Hint: Natural numbers are a part of the number system which includes all the positive integers from 1 till infinity and are also used for counting purpose. It does not include zero or negative numbers. 1 is the smallest natural number and 0 is the smallest whole number. But there is no largest whole number or natural number because each number has its successor.
The square root of a number n is a value that, when multiplied by itself, gives the number.
In a number of problems, there are some clues about one or more numbers, and we can use these clues to form an equation that represents the problem mathematically.
To solve this question read the question carefully, choose a variable to represent the number. Translate the problem into an equation. Solve the equation and check the answer using the equation formed.

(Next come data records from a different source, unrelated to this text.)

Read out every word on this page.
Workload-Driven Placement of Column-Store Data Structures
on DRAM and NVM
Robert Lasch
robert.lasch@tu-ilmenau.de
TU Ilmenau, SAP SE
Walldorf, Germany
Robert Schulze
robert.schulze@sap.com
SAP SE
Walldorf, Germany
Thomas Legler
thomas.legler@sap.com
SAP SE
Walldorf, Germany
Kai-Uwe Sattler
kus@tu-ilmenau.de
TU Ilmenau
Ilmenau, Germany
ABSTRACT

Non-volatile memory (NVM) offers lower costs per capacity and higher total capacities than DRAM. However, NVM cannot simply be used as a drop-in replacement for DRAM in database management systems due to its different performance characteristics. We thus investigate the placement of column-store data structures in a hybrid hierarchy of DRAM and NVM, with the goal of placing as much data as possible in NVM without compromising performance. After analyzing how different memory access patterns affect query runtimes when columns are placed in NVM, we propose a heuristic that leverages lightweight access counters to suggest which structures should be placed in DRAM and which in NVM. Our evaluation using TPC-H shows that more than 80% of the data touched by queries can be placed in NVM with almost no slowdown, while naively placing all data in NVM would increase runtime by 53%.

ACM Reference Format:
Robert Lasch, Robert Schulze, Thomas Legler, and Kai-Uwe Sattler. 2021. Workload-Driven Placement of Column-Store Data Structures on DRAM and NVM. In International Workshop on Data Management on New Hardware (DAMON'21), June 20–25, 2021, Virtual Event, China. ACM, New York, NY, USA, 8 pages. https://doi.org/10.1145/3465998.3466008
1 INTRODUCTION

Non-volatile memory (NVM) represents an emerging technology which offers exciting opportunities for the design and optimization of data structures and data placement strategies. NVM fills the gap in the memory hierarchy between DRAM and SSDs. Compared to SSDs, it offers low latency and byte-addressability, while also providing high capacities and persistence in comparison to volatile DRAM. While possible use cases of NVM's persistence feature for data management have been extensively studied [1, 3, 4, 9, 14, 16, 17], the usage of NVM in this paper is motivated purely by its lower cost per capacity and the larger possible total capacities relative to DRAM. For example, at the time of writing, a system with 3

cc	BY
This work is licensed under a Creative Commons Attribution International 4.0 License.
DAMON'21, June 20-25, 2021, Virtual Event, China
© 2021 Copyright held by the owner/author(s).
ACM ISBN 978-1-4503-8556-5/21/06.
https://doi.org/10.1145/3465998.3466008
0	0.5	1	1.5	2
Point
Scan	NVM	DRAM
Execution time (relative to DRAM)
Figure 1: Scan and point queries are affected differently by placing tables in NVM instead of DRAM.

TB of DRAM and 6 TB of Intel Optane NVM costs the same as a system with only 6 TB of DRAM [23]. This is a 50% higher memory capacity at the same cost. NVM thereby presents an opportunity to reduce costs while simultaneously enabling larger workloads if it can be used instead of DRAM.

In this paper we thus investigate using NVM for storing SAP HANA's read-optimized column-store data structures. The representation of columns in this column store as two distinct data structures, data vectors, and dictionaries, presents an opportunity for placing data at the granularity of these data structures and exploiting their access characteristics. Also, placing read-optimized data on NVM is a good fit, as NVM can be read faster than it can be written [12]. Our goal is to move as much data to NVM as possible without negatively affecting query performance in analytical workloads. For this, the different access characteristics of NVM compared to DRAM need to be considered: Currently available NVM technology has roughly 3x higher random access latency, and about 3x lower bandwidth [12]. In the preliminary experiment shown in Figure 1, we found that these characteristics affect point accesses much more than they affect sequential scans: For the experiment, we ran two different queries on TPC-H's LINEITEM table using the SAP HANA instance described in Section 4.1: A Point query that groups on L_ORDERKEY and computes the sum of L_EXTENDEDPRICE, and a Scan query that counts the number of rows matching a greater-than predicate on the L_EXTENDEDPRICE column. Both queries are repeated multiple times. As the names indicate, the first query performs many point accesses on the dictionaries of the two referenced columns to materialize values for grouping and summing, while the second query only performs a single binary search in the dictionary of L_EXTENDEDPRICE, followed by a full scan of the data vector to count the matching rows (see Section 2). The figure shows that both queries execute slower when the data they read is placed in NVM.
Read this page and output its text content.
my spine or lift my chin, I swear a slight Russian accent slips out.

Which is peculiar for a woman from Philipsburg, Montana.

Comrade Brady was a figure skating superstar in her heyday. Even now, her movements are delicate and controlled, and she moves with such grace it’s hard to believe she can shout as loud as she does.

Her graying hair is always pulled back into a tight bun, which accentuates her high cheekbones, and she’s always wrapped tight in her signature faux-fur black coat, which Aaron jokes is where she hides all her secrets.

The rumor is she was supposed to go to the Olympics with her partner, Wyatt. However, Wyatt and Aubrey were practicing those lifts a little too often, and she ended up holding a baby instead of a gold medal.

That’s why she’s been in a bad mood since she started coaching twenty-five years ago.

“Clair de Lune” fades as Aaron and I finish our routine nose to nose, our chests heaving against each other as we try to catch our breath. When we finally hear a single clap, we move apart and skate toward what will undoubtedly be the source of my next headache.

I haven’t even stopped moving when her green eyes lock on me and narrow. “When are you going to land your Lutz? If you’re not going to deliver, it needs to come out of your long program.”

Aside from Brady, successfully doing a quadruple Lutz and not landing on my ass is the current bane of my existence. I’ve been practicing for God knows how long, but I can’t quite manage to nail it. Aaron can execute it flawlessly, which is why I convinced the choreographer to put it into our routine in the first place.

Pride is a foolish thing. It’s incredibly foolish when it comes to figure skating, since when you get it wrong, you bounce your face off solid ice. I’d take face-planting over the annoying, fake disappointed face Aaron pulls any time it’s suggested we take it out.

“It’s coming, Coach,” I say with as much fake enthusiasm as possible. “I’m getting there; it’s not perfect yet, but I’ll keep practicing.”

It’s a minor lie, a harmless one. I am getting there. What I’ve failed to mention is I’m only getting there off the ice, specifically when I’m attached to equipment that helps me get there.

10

Complete step-by-step answer:
Let the natural number be x
According to the question, x is greater than three times its square root by 4,
$\begin{gathered}
  x = 3\sqrt x + 4 \\
  x - 4 = 3\sqrt x \ldots \left( 1 \right) \\
\end{gathered} $
On squaring both the sides, we get,
$\begin{gathered}
  {\left( {x - 4} \right)^2} = {\left( {3\sqrt x } \right)^2} \\
  {x^2} + 16 - 8x = 9x \\
  {x^2} - 8x - 9x + 16 = 0 \\
  {x^2} - 17x + 16 = 0 \\
  {x^2} - 16x - x + 16 = 0 \\
  x\left( {x - 16} \right) - 1\left( {x - 16} \right) = 0 \\
  \left( {x - 16} \right)\left( {x - 1} \right) = 0 \\
  x = 1,16{\text{ }}\left( {{\text{Natural number}}} \right) \\
\end{gathered} $
On checking, by putting the value of x in equation (1) only x=16 will satisfy the equation.
Hence, the number is 16.

Note: To solve these types of questions, reasoning must be performed based on common sense knowledge and the information provided by the source problem. Some word problems ask to find two or more numbers. We will define the numbers in terms of the same variable. Be sure to read the problem carefully to discover how all the numbers relate to each other.